Diagnosing acid reflux disease

You’ll need to schedule an appointment with your doctor to discuss your symptoms in order to be diagnosed with GERD. Your doctor will do a physical examination and may also prescribe the following tests:

  • Endoscopy: This procedure allows a flexible tube with a light and a small camera to be placed down the throat to view the esophagus and stomach from the inside. If a tissue sample (biopsy) is required, it can be collected during an endoscopy.
  • pH monitoring: This test looks for esophageal acid buildup from stomach acid.
  • Motility testing: This check to see how well the esophagus is working. One uses a catheter, a thin, flexible tube, to enter the body through the nose, travel through the esophagus, and into the stomach.

Treating heartburn and acid reflux

Doctors often recommend adjusting a patient’s lifestyle in order to help with GERD management and symptom relief:

  • staying at a healthy weight (if relevant)
  • If you smoke, you should stop.
  • Keeping evening meals light and avoiding heavy ones
  • waiting a couple of hours after a meal before going to sleep
  • Resting with your head propped up (by raising the head of your bed 6-8 inches)


The following over-the-counter (OTC) drugs are ones your doctor may recommend. It’s important to discuss the potential risks and benefits of each medicine with your doctor in order to choose which one is right for you.


Acid reflux and GERD symptoms are often moderate and treated with antacids like Tums. But, you may need a stronger medicine if you find yourself taking antacids on a daily basis.

H2 receptor blockers

Pepcid AC and similar H2 blockers are effective in reducing gastric acid production according to the best doctors. Over-the-counter (OTC) H2 blockers are common, and stronger versions of these drugs are available with a prescription.

It’s worth noting that the FDA has just recalled ranitidine, an H2 blocker because it contains the carcinogenic chemical N-Nitrosodimethylamine (NDMA).

Proton pump inhibitors (PPIs)

Acid production in the stomach can also be reduced by PPIs like Prilosec. When it comes to repairing the esophageal lining, which might get damaged when someone has GERD for a while, they are more effective than H2 blockers.

Several PPIs, including H2 blockers, are available over-the-counter, and your doctor may prescribe a stronger version if necessary.

What are some of the risks associated with GERD?

In addition to GERD, untreated acid reflux can cause a host of additional symptoms and complications.
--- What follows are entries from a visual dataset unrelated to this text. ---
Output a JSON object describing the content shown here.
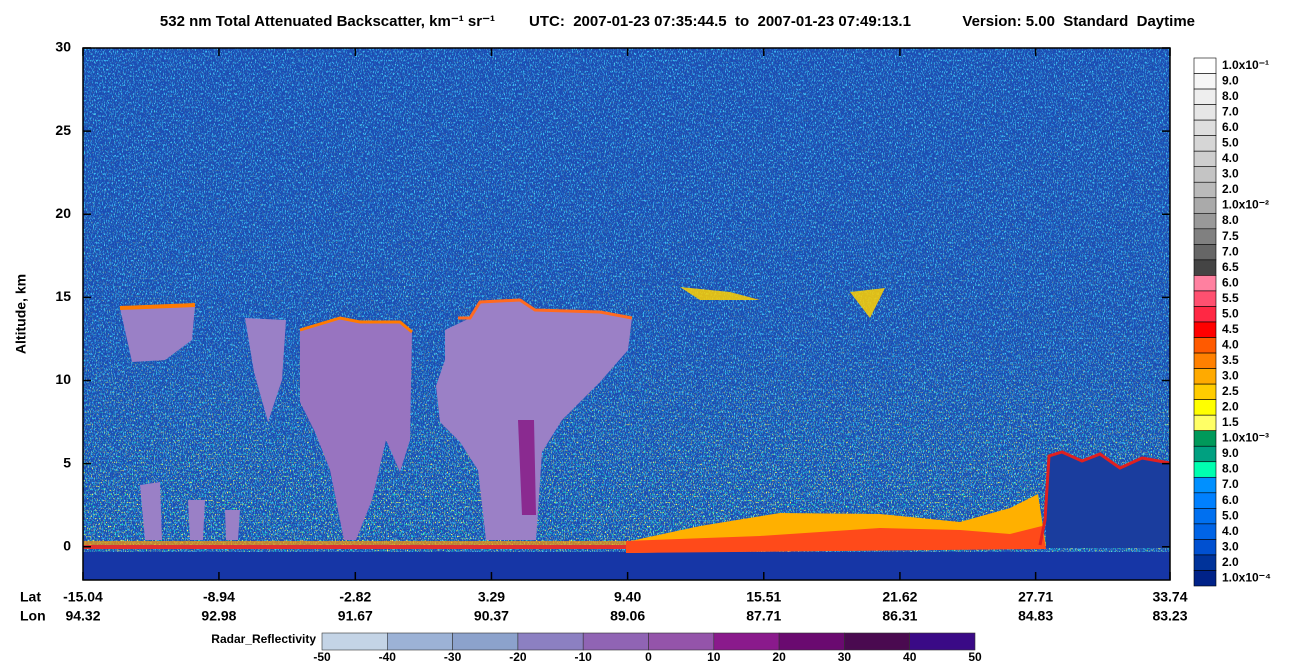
{
  "chart_data": {
    "type": "heatmap",
    "title": "532 nm Total Attenuated Backscatter, km⁻¹ sr⁻¹",
    "time_range": "UTC:  2007-01-23 07:35:44.5  to  2007-01-23 07:49:13.1",
    "version": "Version: 5.00  Standard  Daytime",
    "ylabel": "Altitude, km",
    "ylim": [
      -2,
      30
    ],
    "yticks": [
      0,
      5,
      10,
      15,
      20,
      25,
      30
    ],
    "xlim": [
      -15.04,
      33.74
    ],
    "x_row_labels": [
      "Lat",
      "Lon"
    ],
    "xticks": [
      -15.04,
      -8.94,
      -2.82,
      3.29,
      {
        "value": 9.4,
        "label": "9.40"
      },
      15.51,
      21.62,
      27.71,
      33.74
    ],
    "lon_ticks": [
      94.32,
      92.98,
      91.67,
      90.37,
      89.06,
      87.71,
      86.31,
      84.83,
      83.23
    ],
    "colorbar": {
      "labels": [
        "1.0x10⁻¹",
        "9.0",
        "8.0",
        "7.0",
        "6.0",
        "5.0",
        "4.0",
        "3.0",
        "2.0",
        "1.0x10⁻²",
        "8.0",
        "7.5",
        "7.0",
        "6.5",
        "6.0",
        "5.5",
        "5.0",
        "4.5",
        "4.0",
        "3.5",
        "3.0",
        "2.5",
        "2.0",
        "1.5",
        "1.0x10⁻³",
        "9.0",
        "8.0",
        "7.0",
        "6.0",
        "5.0",
        "4.0",
        "3.0",
        "2.0",
        "1.0x10⁻⁴"
      ],
      "colors": [
        "#ffffff",
        "#f6f6f6",
        "#eeeeee",
        "#e6e6e6",
        "#dedede",
        "#d6d6d6",
        "#cecece",
        "#c4c4c4",
        "#bababa",
        "#aaaaaa",
        "#999999",
        "#808080",
        "#666666",
        "#444444",
        "#ff80a0",
        "#ff5070",
        "#ff2844",
        "#ff0000",
        "#ff5a00",
        "#ff8000",
        "#ffaa00",
        "#ffcc00",
        "#ffff00",
        "#ffff66",
        "#00995a",
        "#00a080",
        "#00ffb0",
        "#0090ff",
        "#0080ff",
        "#0070f0",
        "#0064e6",
        "#0050d0",
        "#00339a",
        "#002288"
      ]
    },
    "reflectivity_colorbar": {
      "label": "Radar_Reflectivity",
      "lim": [
        -50,
        50
      ],
      "ticks": [
        -50,
        -40,
        -30,
        -20,
        -10,
        0,
        10,
        20,
        30,
        40,
        50
      ],
      "colors": [
        "#c4d4e6",
        "#9cb2d6",
        "#8ca2cc",
        "#8c80c2",
        "#9064b4",
        "#9454aa",
        "#8a1a8c",
        "#6a0a70",
        "#4a0a50",
        "#3a0a86"
      ]
    }
  }
}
Such things could include:

  • Esophagitis. The acid in the stomach can irritate the esophagus and lead to this condition.
  • Esophageal strictures are a narrowing of the esophagus. If you have trouble swallowing, this may be the case.
  • Discomfort in breathing. This occurs when food or other stomach contents go up the esophagus and into the lungs.
  • Barret’s esophagus. The esophageal lining is negatively impacted. Esophageal cancer is a possible outcome in certain people who suffer from this condition.


Acid reflux, also called heartburn, is a condition that affects millions of people worldwide. In most cases, over-the-counter antacids and minor lifestyle adjustments, such as not lying down for a few hours after eating, will alleviate these infrequent but uncomfortable episodes. Speak to your gastroenterologist doctor if you think one of your medications is causing heartburn, or if you get heartburn more than twice a week despite making minor lifestyle adjustments. Never adjust or stop taking a medication without first consulting your doctor.
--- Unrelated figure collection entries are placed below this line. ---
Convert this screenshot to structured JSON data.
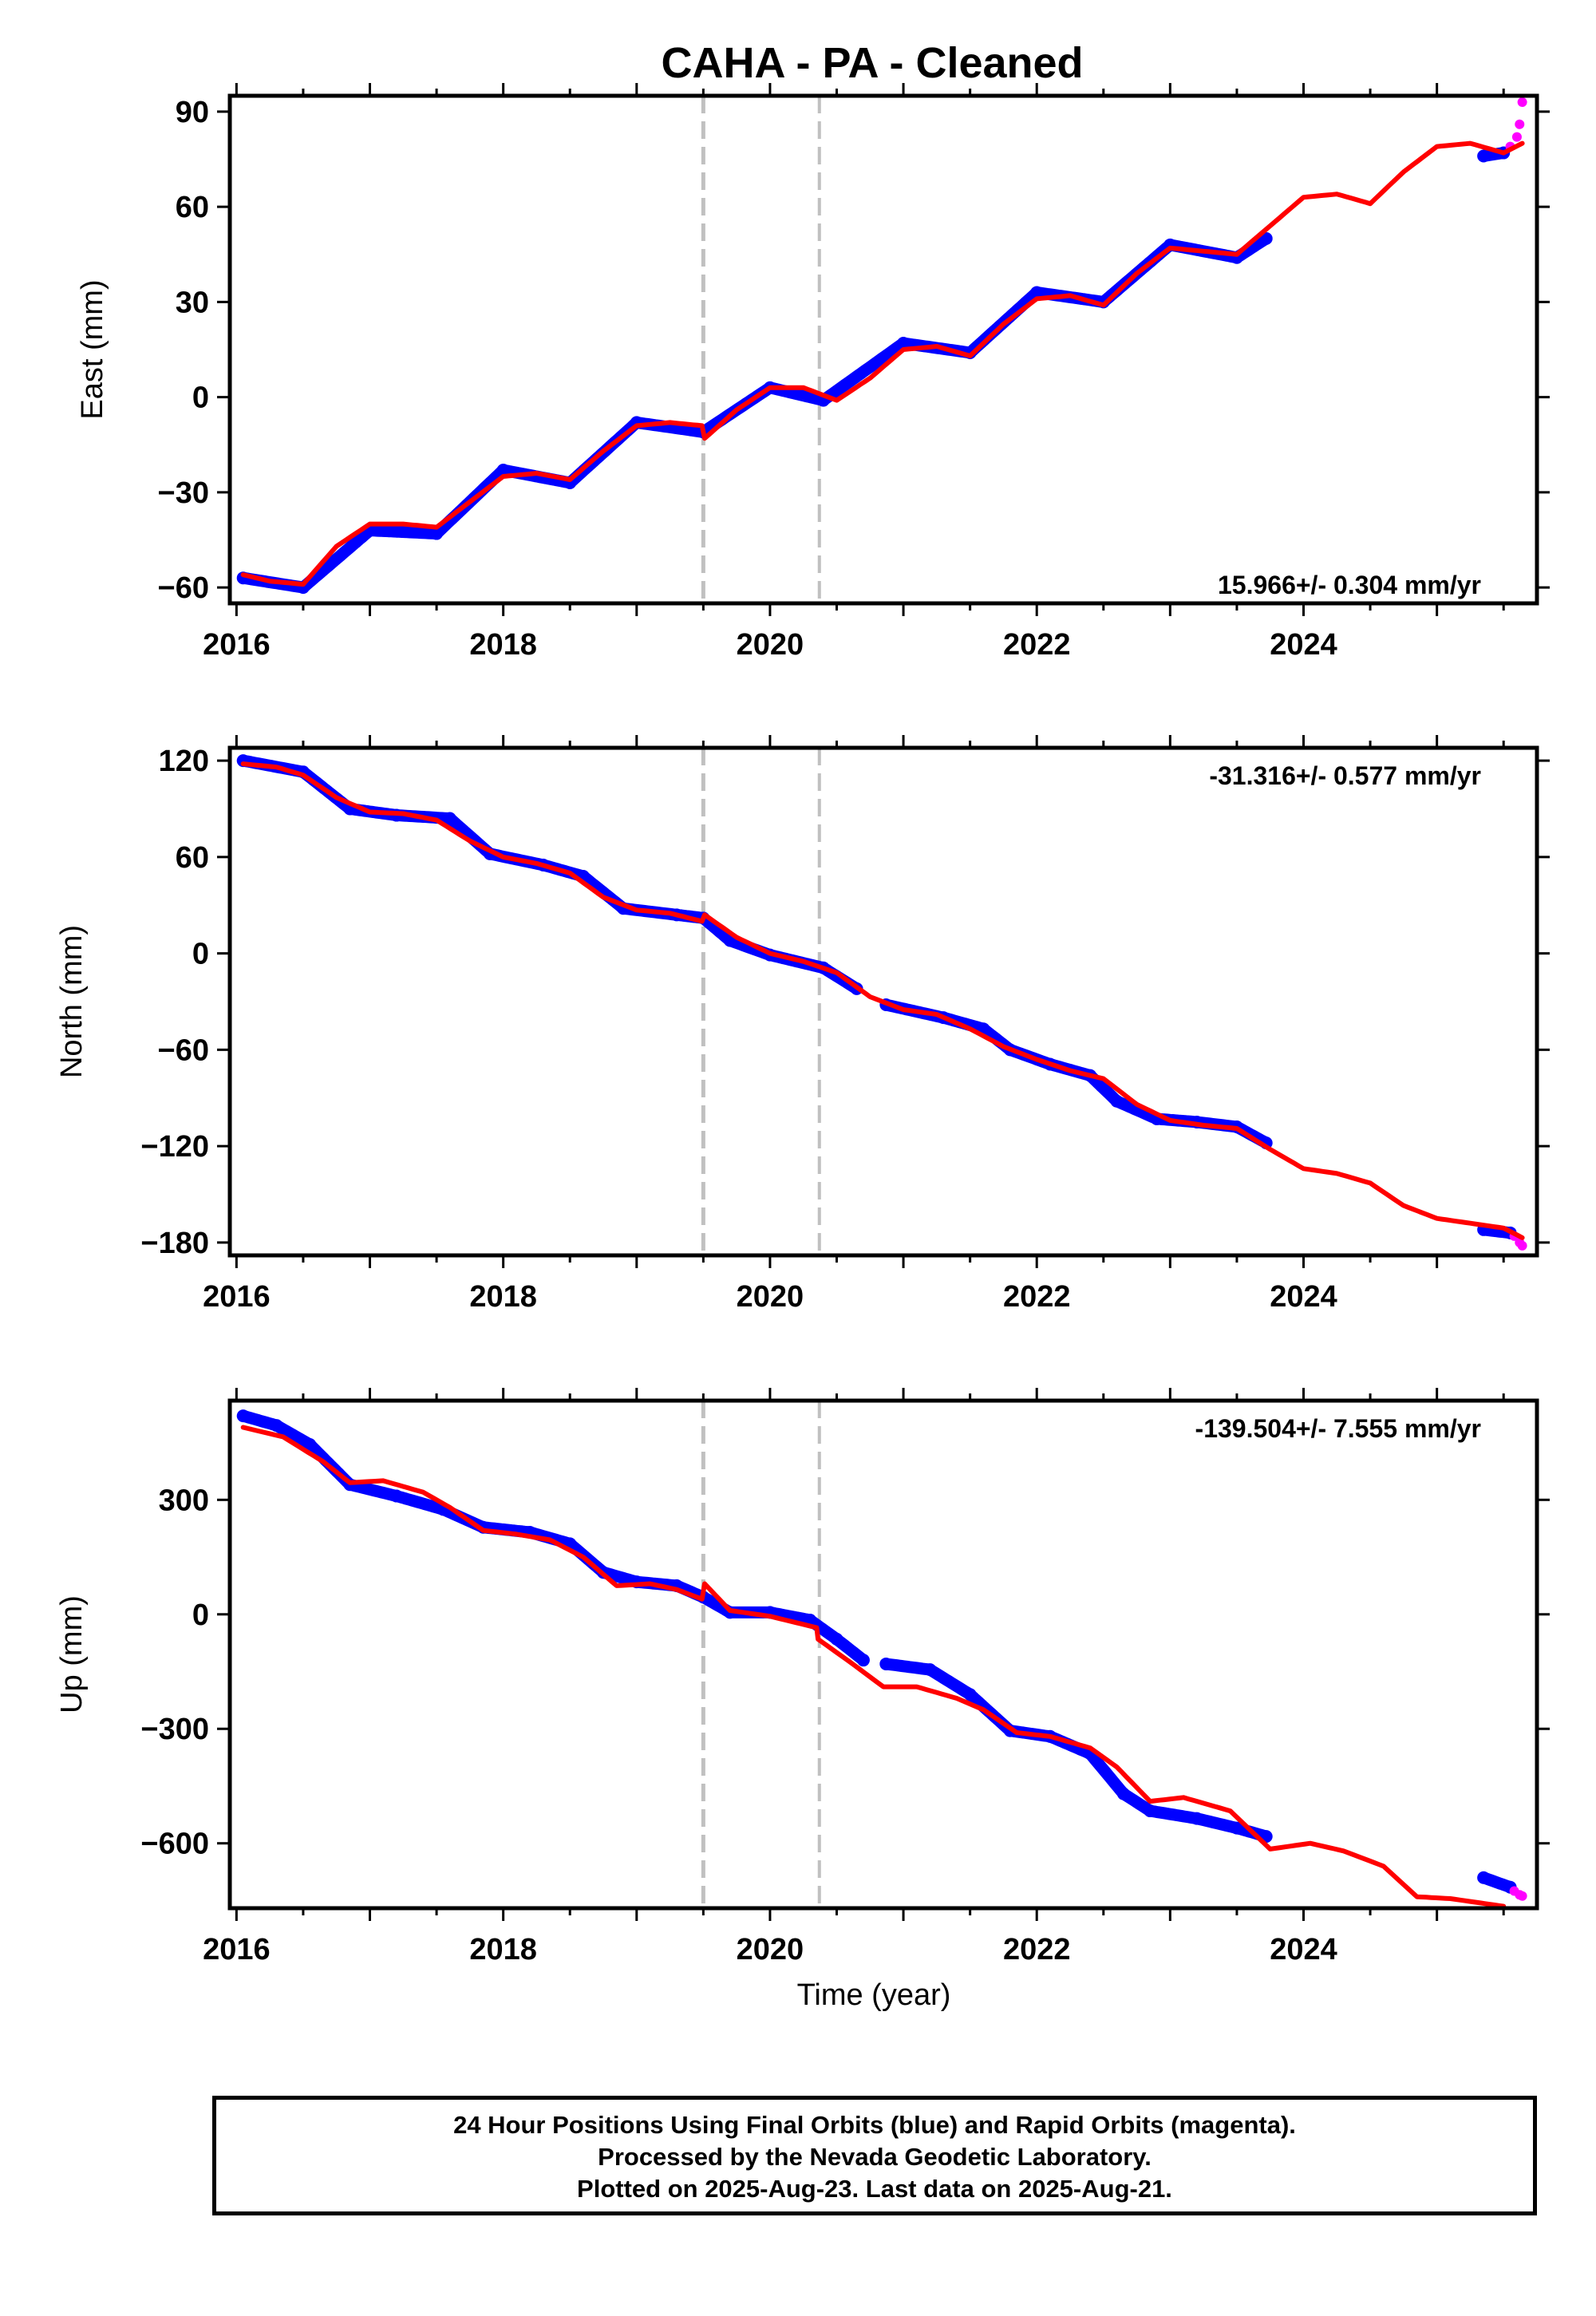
{
  "title": "CAHA  - PA - Cleaned",
  "xlabel": "Time (year)",
  "colors": {
    "final_orbits": "#0000ff",
    "rapid_orbits": "#ff00ff",
    "model": "#ff0000",
    "event_lines": "#c0c0c0"
  },
  "chart_data": [
    {
      "type": "scatter",
      "panel": "east",
      "ylabel": "East (mm)",
      "xlim": [
        2015.95,
        2025.75
      ],
      "ylim": [
        -65,
        95
      ],
      "xticks": [
        2016,
        2018,
        2020,
        2022,
        2024
      ],
      "yticks": [
        -60,
        -30,
        0,
        30,
        60,
        90
      ],
      "rate_annotation": "15.966+/- 0.304 mm/yr",
      "event_lines": [
        2019.5,
        2020.37
      ],
      "series": [
        {
          "color": "blue",
          "x": [
            2016.05,
            2016.5,
            2017.0,
            2017.5,
            2018.0,
            2018.5,
            2019.0,
            2019.5,
            2020.0,
            2020.4,
            2021.0,
            2021.5,
            2022.0,
            2022.5,
            2023.0,
            2023.5,
            2023.72
          ],
          "y": [
            -57,
            -60,
            -42,
            -43,
            -23,
            -27,
            -8,
            -11,
            3,
            -1,
            17,
            14,
            33,
            30,
            48,
            44,
            50
          ]
        },
        {
          "color": "blue",
          "x": [
            2025.35,
            2025.5
          ],
          "y": [
            76,
            77
          ]
        },
        {
          "color": "magenta",
          "x": [
            2025.55,
            2025.6,
            2025.62,
            2025.64
          ],
          "y": [
            79,
            82,
            86,
            93
          ]
        },
        {
          "color": "red",
          "x": [
            2016.05,
            2016.25,
            2016.5,
            2016.75,
            2017.0,
            2017.25,
            2017.5,
            2017.75,
            2018.0,
            2018.25,
            2018.5,
            2018.75,
            2019.0,
            2019.25,
            2019.49,
            2019.51,
            2019.75,
            2020.0,
            2020.25,
            2020.5,
            2020.75,
            2021.0,
            2021.25,
            2021.5,
            2021.75,
            2022.0,
            2022.25,
            2022.5,
            2022.75,
            2023.0,
            2023.25,
            2023.5,
            2023.75,
            2024.0,
            2024.25,
            2024.5,
            2024.75,
            2025.0,
            2025.25,
            2025.5,
            2025.64
          ],
          "y": [
            -56,
            -58,
            -59,
            -47,
            -40,
            -40,
            -41,
            -33,
            -25,
            -24,
            -26,
            -17,
            -9,
            -8,
            -9,
            -13,
            -4,
            3,
            3,
            -1,
            6,
            15,
            16,
            13,
            23,
            31,
            32,
            29,
            39,
            47,
            46,
            45,
            54,
            63,
            64,
            61,
            71,
            79,
            80,
            77,
            80
          ]
        }
      ]
    },
    {
      "type": "scatter",
      "panel": "north",
      "ylabel": "North (mm)",
      "xlim": [
        2015.95,
        2025.75
      ],
      "ylim": [
        -188,
        128
      ],
      "xticks": [
        2016,
        2018,
        2020,
        2022,
        2024
      ],
      "yticks": [
        -180,
        -120,
        -60,
        0,
        60,
        120
      ],
      "rate_annotation": "-31.316+/- 0.577 mm/yr",
      "event_lines": [
        2019.5,
        2020.37
      ],
      "series": [
        {
          "color": "blue",
          "x": [
            2016.05,
            2016.5,
            2016.85,
            2017.2,
            2017.6,
            2017.9,
            2018.3,
            2018.6,
            2018.9,
            2019.3,
            2019.5,
            2019.7,
            2020.0,
            2020.4,
            2020.65
          ],
          "y": [
            120,
            113,
            90,
            86,
            84,
            62,
            55,
            48,
            28,
            24,
            22,
            8,
            -1,
            -9,
            -22
          ]
        },
        {
          "color": "blue",
          "x": [
            2020.87,
            2021.3,
            2021.6,
            2021.8,
            2022.1,
            2022.4,
            2022.6,
            2022.9,
            2023.2,
            2023.5,
            2023.72
          ],
          "y": [
            -32,
            -40,
            -47,
            -60,
            -69,
            -76,
            -92,
            -103,
            -105,
            -108,
            -118
          ]
        },
        {
          "color": "blue",
          "x": [
            2025.35,
            2025.55
          ],
          "y": [
            -172,
            -174
          ]
        },
        {
          "color": "magenta",
          "x": [
            2025.58,
            2025.62,
            2025.64
          ],
          "y": [
            -176,
            -180,
            -182
          ]
        },
        {
          "color": "red",
          "x": [
            2016.05,
            2016.3,
            2016.5,
            2016.75,
            2017.0,
            2017.25,
            2017.5,
            2017.75,
            2018.0,
            2018.25,
            2018.5,
            2018.75,
            2019.0,
            2019.25,
            2019.49,
            2019.51,
            2019.75,
            2020.0,
            2020.25,
            2020.5,
            2020.75,
            2021.0,
            2021.25,
            2021.5,
            2021.75,
            2022.0,
            2022.25,
            2022.5,
            2022.75,
            2023.0,
            2023.25,
            2023.5,
            2023.75,
            2024.0,
            2024.25,
            2024.5,
            2024.75,
            2025.0,
            2025.25,
            2025.5,
            2025.64
          ],
          "y": [
            118,
            116,
            111,
            97,
            88,
            87,
            83,
            70,
            60,
            56,
            50,
            35,
            27,
            25,
            20,
            24,
            10,
            0,
            -5,
            -12,
            -27,
            -35,
            -38,
            -47,
            -58,
            -66,
            -73,
            -78,
            -94,
            -104,
            -107,
            -109,
            -122,
            -134,
            -137,
            -143,
            -157,
            -165,
            -168,
            -171,
            -177
          ]
        }
      ]
    },
    {
      "type": "scatter",
      "panel": "up",
      "ylabel": "Up (mm)",
      "xlim": [
        2015.95,
        2025.75
      ],
      "ylim": [
        -770,
        560
      ],
      "xticks": [
        2016,
        2018,
        2020,
        2022,
        2024
      ],
      "yticks": [
        -600,
        -300,
        0,
        300
      ],
      "rate_annotation": "-139.504+/- 7.555 mm/yr",
      "event_lines": [
        2019.5,
        2020.37
      ],
      "series": [
        {
          "color": "blue",
          "x": [
            2016.05,
            2016.3,
            2016.55,
            2016.85,
            2017.2,
            2017.55,
            2017.85,
            2018.2,
            2018.5,
            2018.75,
            2019.0,
            2019.3,
            2019.5,
            2019.7,
            2020.0,
            2020.3,
            2020.5,
            2020.7
          ],
          "y": [
            520,
            495,
            445,
            340,
            310,
            275,
            228,
            215,
            185,
            110,
            85,
            75,
            45,
            5,
            5,
            -15,
            -65,
            -120
          ]
        },
        {
          "color": "blue",
          "x": [
            2020.87,
            2021.2,
            2021.5,
            2021.8,
            2022.1,
            2022.4,
            2022.65,
            2022.85,
            2023.2,
            2023.5,
            2023.72
          ],
          "y": [
            -130,
            -145,
            -210,
            -305,
            -320,
            -365,
            -470,
            -515,
            -535,
            -560,
            -582
          ]
        },
        {
          "color": "blue",
          "x": [
            2025.35,
            2025.55
          ],
          "y": [
            -690,
            -715
          ]
        },
        {
          "color": "magenta",
          "x": [
            2025.58,
            2025.62,
            2025.64
          ],
          "y": [
            -725,
            -735,
            -738
          ]
        },
        {
          "color": "red",
          "x": [
            2016.05,
            2016.35,
            2016.65,
            2016.85,
            2017.1,
            2017.4,
            2017.6,
            2017.85,
            2018.1,
            2018.35,
            2018.6,
            2018.85,
            2019.1,
            2019.3,
            2019.49,
            2019.51,
            2019.7,
            2020.0,
            2020.35,
            2020.36,
            2020.6,
            2020.85,
            2021.1,
            2021.4,
            2021.6,
            2021.85,
            2022.1,
            2022.4,
            2022.6,
            2022.85,
            2023.1,
            2023.45,
            2023.75,
            2024.05,
            2024.3,
            2024.6,
            2024.85,
            2025.1,
            2025.4,
            2025.5
          ],
          "y": [
            490,
            465,
            400,
            345,
            350,
            320,
            280,
            220,
            210,
            195,
            150,
            75,
            80,
            65,
            40,
            80,
            10,
            -5,
            -35,
            -65,
            -125,
            -190,
            -190,
            -220,
            -250,
            -310,
            -320,
            -350,
            -400,
            -490,
            -480,
            -515,
            -615,
            -600,
            -620,
            -660,
            -740,
            -745,
            -760,
            -765
          ]
        }
      ]
    }
  ],
  "footer": {
    "line1": "24 Hour Positions Using Final Orbits (blue) and Rapid Orbits (magenta).",
    "line2": "Processed by the Nevada Geodetic Laboratory.",
    "line3": "Plotted on 2025-Aug-23. Last data on 2025-Aug-21."
  }
}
1. When should I contact my doctor for acid reflux?

Call your doctor if you get acid reflux/heartburn more than twice a week for more than a few weeks, despite taking heartburn and antacids on a regular basis.

2. What causes heartburn during pregnancy?

Up to 45 percent of pregnant women suffer from acid reflux. The hormone progesterone rises during pregnancy, and it relaxes the sphincter between the stomach and the esophagus, allowing acid reflux to occur.

3. What are the prospects for GERD?

The signs and symptoms of GERD are controllable. You may be able to reduce the severity of your GERD symptoms by making certain changes to your diet and sleeping routine and by using the medication as directed.